Indian Express, 28 February 2005
The most important yardstick of Budget 2005 would be whether it incorporates a long-term view of fiscal policy or not
First, given that NCMP has made promises that need higher spending over the next few years, it will be up to the Finance Minister to raise the resources for this expenditure. Since the Finance Ministry is unlikely to be able to resist the political pressure for raising spending, the most prudent policy will be to take it as exogenous and think about raising resources in the long term.
Unfortunately, an evaluation of the Budget is complicated by the fact that it is possible to perform well on short-term indicators including the revenue deficit, without having a long-term view. For example, the FM could raise more taxes from a tax amnesty scheme, but as has widely been debated, this offers wrong incentives to tax evaders.It may be good for the year’s tax collections, but is not the best way to increase the share of the white economy. The objective of the Finance Minister needs to be not merely to look at his revenues this year, but to initiate steps that will help him raise revenues in the next three years in a more efficient and more equitable manner.
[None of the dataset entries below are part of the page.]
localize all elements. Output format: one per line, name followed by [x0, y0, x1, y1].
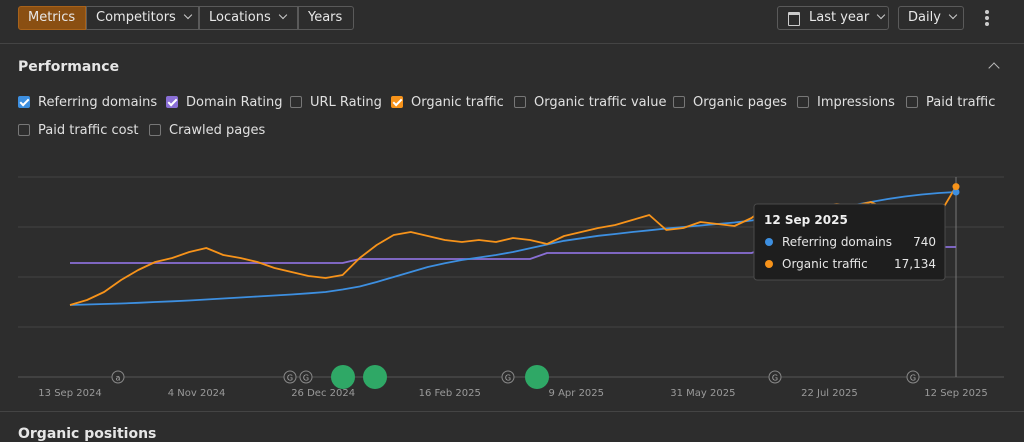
- checkbox-label: Paid traffic cost: [38, 122, 139, 138]
- metric-checkbox[interactable]: Paid traffic: [906, 94, 995, 110]
- event-marker-label: G: [287, 374, 293, 383]
- update-marker: [331, 365, 355, 389]
- tab-button[interactable]: Metrics: [18, 6, 86, 30]
- x-tick-label: 9 Apr 2025: [549, 388, 604, 399]
- update-marker: [363, 365, 387, 389]
- tooltip-box: [753, 203, 946, 281]
- event-marker: [906, 370, 920, 384]
- more-menu[interactable]: [985, 10, 989, 26]
- granularity-dropdown[interactable]: Daily: [898, 6, 964, 30]
- x-tick-label: 12 Sep 2025: [924, 388, 987, 399]
- event-marker: [501, 370, 515, 384]
- checkbox[interactable]: [514, 96, 526, 108]
- series-line: [69, 191, 957, 306]
- event-marker: [283, 370, 297, 384]
- checkbox[interactable]: [797, 96, 809, 108]
- checkbox[interactable]: [391, 96, 403, 108]
- event-marker-label: a: [116, 374, 121, 383]
- event-marker-label: G: [772, 374, 778, 383]
- checkbox[interactable]: [18, 96, 30, 108]
- metric-checkbox[interactable]: Referring domains: [18, 94, 157, 110]
- period-dropdown[interactable]: Last year: [777, 6, 889, 30]
- x-tick-label: 16 Feb 2025: [419, 388, 481, 399]
- metric-checkbox[interactable]: Domain Rating: [166, 94, 283, 110]
- metric-checkbox[interactable]: Organic traffic: [391, 94, 504, 110]
- tab-button[interactable]: Years: [298, 6, 354, 30]
- tooltip-series-name: Referring domains: [782, 235, 892, 249]
- checkbox[interactable]: [18, 124, 30, 136]
- checkbox-label: Organic traffic value: [534, 94, 667, 110]
- checkbox[interactable]: [673, 96, 685, 108]
- tooltip-series-name: Organic traffic: [782, 257, 868, 271]
- divider: [0, 43, 1024, 44]
- section-title[interactable]: Organic positions: [18, 426, 157, 442]
- metric-checkbox[interactable]: Organic traffic value: [514, 94, 666, 110]
- x-tick-label: 26 Dec 2024: [291, 388, 355, 399]
- series-line: [70, 246, 956, 264]
- metric-checkbox[interactable]: Organic pages: [673, 94, 787, 110]
- x-tick-label: 31 May 2025: [670, 388, 735, 399]
- divider: [0, 411, 1024, 412]
- event-marker: [111, 370, 125, 384]
- checkbox-label: Paid traffic: [926, 94, 996, 110]
- checkbox[interactable]: [166, 96, 178, 108]
- event-marker-label: G: [303, 374, 309, 383]
- checkbox-label: Domain Rating: [186, 94, 283, 110]
- update-marker: [525, 365, 549, 389]
- x-tick-label: 4 Nov 2024: [168, 388, 226, 399]
- checkbox[interactable]: [149, 124, 161, 136]
- metric-checkbox[interactable]: URL Rating: [290, 94, 382, 110]
- tab-button[interactable]: Competitors: [86, 6, 199, 30]
- metric-checkbox[interactable]: Crawled pages: [149, 122, 265, 138]
- x-tick-label: 22 Jul 2025: [801, 388, 858, 399]
- tooltip-title: 12 Sep 2025: [764, 213, 848, 227]
- checkbox-label: Organic traffic: [411, 94, 504, 110]
- section-title: Performance: [18, 59, 120, 75]
- checkbox-label: Organic pages: [693, 94, 787, 110]
- metric-checkbox[interactable]: Paid traffic cost: [18, 122, 138, 138]
- checkbox[interactable]: [290, 96, 302, 108]
- event-marker-label: G: [910, 374, 916, 383]
- hover-point: [952, 188, 960, 196]
- checkbox-label: Crawled pages: [169, 122, 266, 138]
- checkbox-label: Referring domains: [38, 94, 158, 110]
- tooltip: 12 Sep 2025 Referring domains 740 Organic t…: [753, 203, 946, 281]
- metric-checkbox[interactable]: Impressions: [797, 94, 895, 110]
- checkbox-label: Impressions: [817, 94, 895, 110]
- tooltip-swatch: [765, 260, 773, 268]
- event-marker-label: G: [505, 374, 511, 383]
- event-marker: [768, 370, 782, 384]
- calendar-icon: [788, 12, 800, 26]
- tooltip-swatch: [765, 238, 773, 246]
- hover-point: [952, 183, 960, 191]
- checkbox-label: URL Rating: [310, 94, 382, 110]
- x-tick-label: 13 Sep 2024: [38, 388, 101, 399]
- checkbox[interactable]: [906, 96, 918, 108]
- collapse-icon[interactable]: [988, 62, 1000, 74]
- tooltip-value: 740: [913, 235, 936, 249]
- event-marker: [299, 370, 313, 384]
- series-line: [69, 186, 957, 306]
- tab-button[interactable]: Locations: [199, 6, 298, 30]
- tooltip-value: 17,134: [894, 257, 936, 271]
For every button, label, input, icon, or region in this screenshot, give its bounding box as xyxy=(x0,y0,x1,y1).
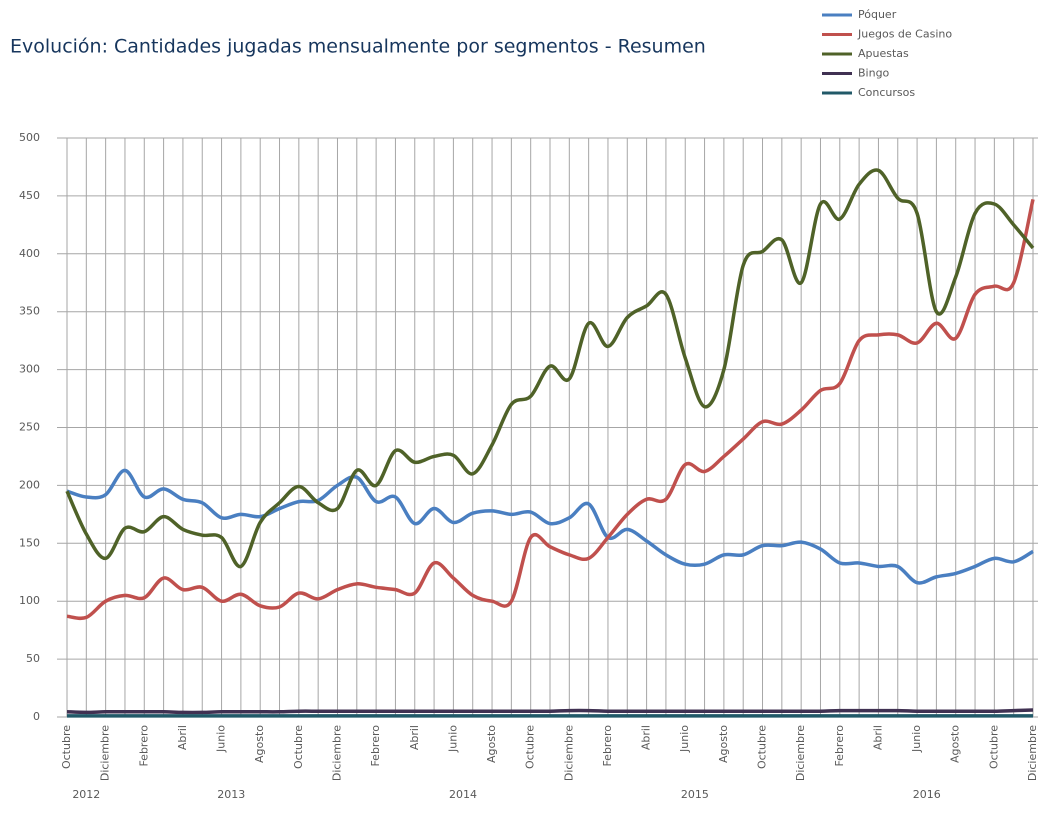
legend-label: Concursos xyxy=(858,86,915,99)
x-tick-label: Abril xyxy=(640,725,653,750)
y-tick-label: 300 xyxy=(19,363,40,376)
y-tick-label: 0 xyxy=(33,710,40,723)
x-group-label: 2014 xyxy=(449,788,477,801)
x-group-label: 2012 xyxy=(72,788,100,801)
series-line xyxy=(65,168,1035,569)
series-line xyxy=(66,198,1035,621)
series-line xyxy=(66,468,1034,585)
x-tick-label: Octubre xyxy=(524,725,537,769)
chart-title: Evolución: Cantidades jugadas mensualmen… xyxy=(10,36,706,58)
x-tick-label: Junio xyxy=(446,725,459,753)
y-tick-label: 150 xyxy=(19,536,40,549)
legend-label: Juegos de Casino xyxy=(857,28,952,41)
y-tick-label: 250 xyxy=(19,421,40,434)
x-tick-label: Febrero xyxy=(369,725,382,767)
x-tick-label: Octubre xyxy=(292,725,305,769)
x-tick-label: Diciembre xyxy=(794,725,807,781)
x-group-label: 2015 xyxy=(681,788,709,801)
x-tick-label: Agosto xyxy=(485,725,498,763)
x-group-label: 2013 xyxy=(217,788,245,801)
x-tick-label: Febrero xyxy=(137,725,150,767)
x-tick-label: Febrero xyxy=(833,725,846,767)
y-tick-label: 450 xyxy=(19,189,40,202)
x-tick-label: Diciembre xyxy=(1026,725,1039,781)
series-line xyxy=(66,708,1034,715)
x-tick-label: Abril xyxy=(408,725,421,750)
x-tick-label: Agosto xyxy=(717,725,730,763)
x-group-label: 2016 xyxy=(913,788,941,801)
legend-label: Apuestas xyxy=(858,47,909,60)
x-tick-label: Diciembre xyxy=(99,725,112,781)
x-tick-label: Agosto xyxy=(253,725,266,763)
x-tick-label: Diciembre xyxy=(330,725,343,781)
y-tick-label: 350 xyxy=(19,305,40,318)
y-tick-label: 50 xyxy=(26,652,40,665)
x-tick-label: Abril xyxy=(176,725,189,750)
x-tick-label: Octubre xyxy=(60,725,73,769)
x-tick-label: Octubre xyxy=(987,725,1000,769)
x-tick-label: Febrero xyxy=(601,725,614,767)
x-tick-label: Junio xyxy=(215,725,228,753)
x-tick-label: Junio xyxy=(678,725,691,753)
x-tick-label: Octubre xyxy=(756,725,769,769)
x-tick-label: Abril xyxy=(871,725,884,750)
y-tick-label: 200 xyxy=(19,478,40,491)
x-tick-label: Junio xyxy=(910,725,923,753)
y-tick-label: 100 xyxy=(19,594,40,607)
x-tick-label: Agosto xyxy=(949,725,962,763)
legend-label: Bingo xyxy=(858,67,890,80)
y-tick-label: 500 xyxy=(19,131,40,144)
y-tick-label: 400 xyxy=(19,247,40,260)
legend-label: Póquer xyxy=(858,8,897,21)
x-tick-label: Diciembre xyxy=(562,725,575,781)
Similarly, more taxes can be raised from the salaried sections who are captive tax payers by raising cesses and surcharges. This could show up in good tax collection targets and reduce revenue deficit numbers, but increasing the incidence of tax on a small section of the population is not good long-term fiscal policy. What needs to be done is to change tax rates and tax slabs, improving tax administration and lower the cost of compliance. It would make sense in this Budget, for example, to raise the exemption limit to Rs 1 lakh and to raise the rate at which the maximum rate sets in to Rs 2.5 lakh.
The Kelkar Task Force recommendation that there be two slabs with the maximum rate of 20% setting in at Rs 4 lakh needs to go with removing exemptions. The FM may not be ready to do this at one go. But, he needs to start the process of removing exemptions on savings by grandfathering existing schemes and bringing savings into the Exempt- Exempt- Tax system. The important point is to remember that even if everything cannot be implemented today because politics imposes constraints on him, Chidambaram’s responsibility as the country’s Finance Minister does not end with this year’s budget. If the political system is going to raise demands on the exchequer for increased social sector expenditure, his response should be to do it in a manner that is least distortionary and least harmful to the economy. He must improve tax administration and policy even if that yields him nothing this year, but is good only for the coming years.
The second element of the budget that will reflect whether the Finance Minister is thinking short-term or long-term will be the stance of fiscal policy. The need to prop up the economy by increasing government spending or giving tax breaks this year is not necessary because industrial growth is currently on an upswing. But if, in a year or two, as happens with every industrial cycle, the growth rate of industrial production starts slowing down, it may make sense to run larger deficits then. In other words, fiscal policy needs to be counter-cyclical. When the economy is booming, the government does not need to prop up the economy. This means spending must shrink and taxes must go up. Higher deficits can be harmful in an upswing as they can increase inflationary pressures in the economy. Thus when growth is high, the deficit must be smaller.
The FRBM rules have set targets that do not respond to the business cycle. But this approach does not take into account the fact that there have been structural changes in the Indian economy and industry is now much more influenced by cyclical behaviour as in a market economy, than it was when it was administered through quotas and industrial licences. Fiscal policy can no longer afford to be insensitive to the business cycle. This means that this year the revenue deficit should be reduced by more than the 0.5% required by the FRBM rules.
Reconciling the long-term requirements of the NCMP with the FRBM is difficult enough. Adding counter-cyclical fiscal policy to the FM’s plate makes his life even more difficult. All this requires significant tax and expenditure reform. Budget 2005 must indicate that the Finance Ministry is on the path of doing so.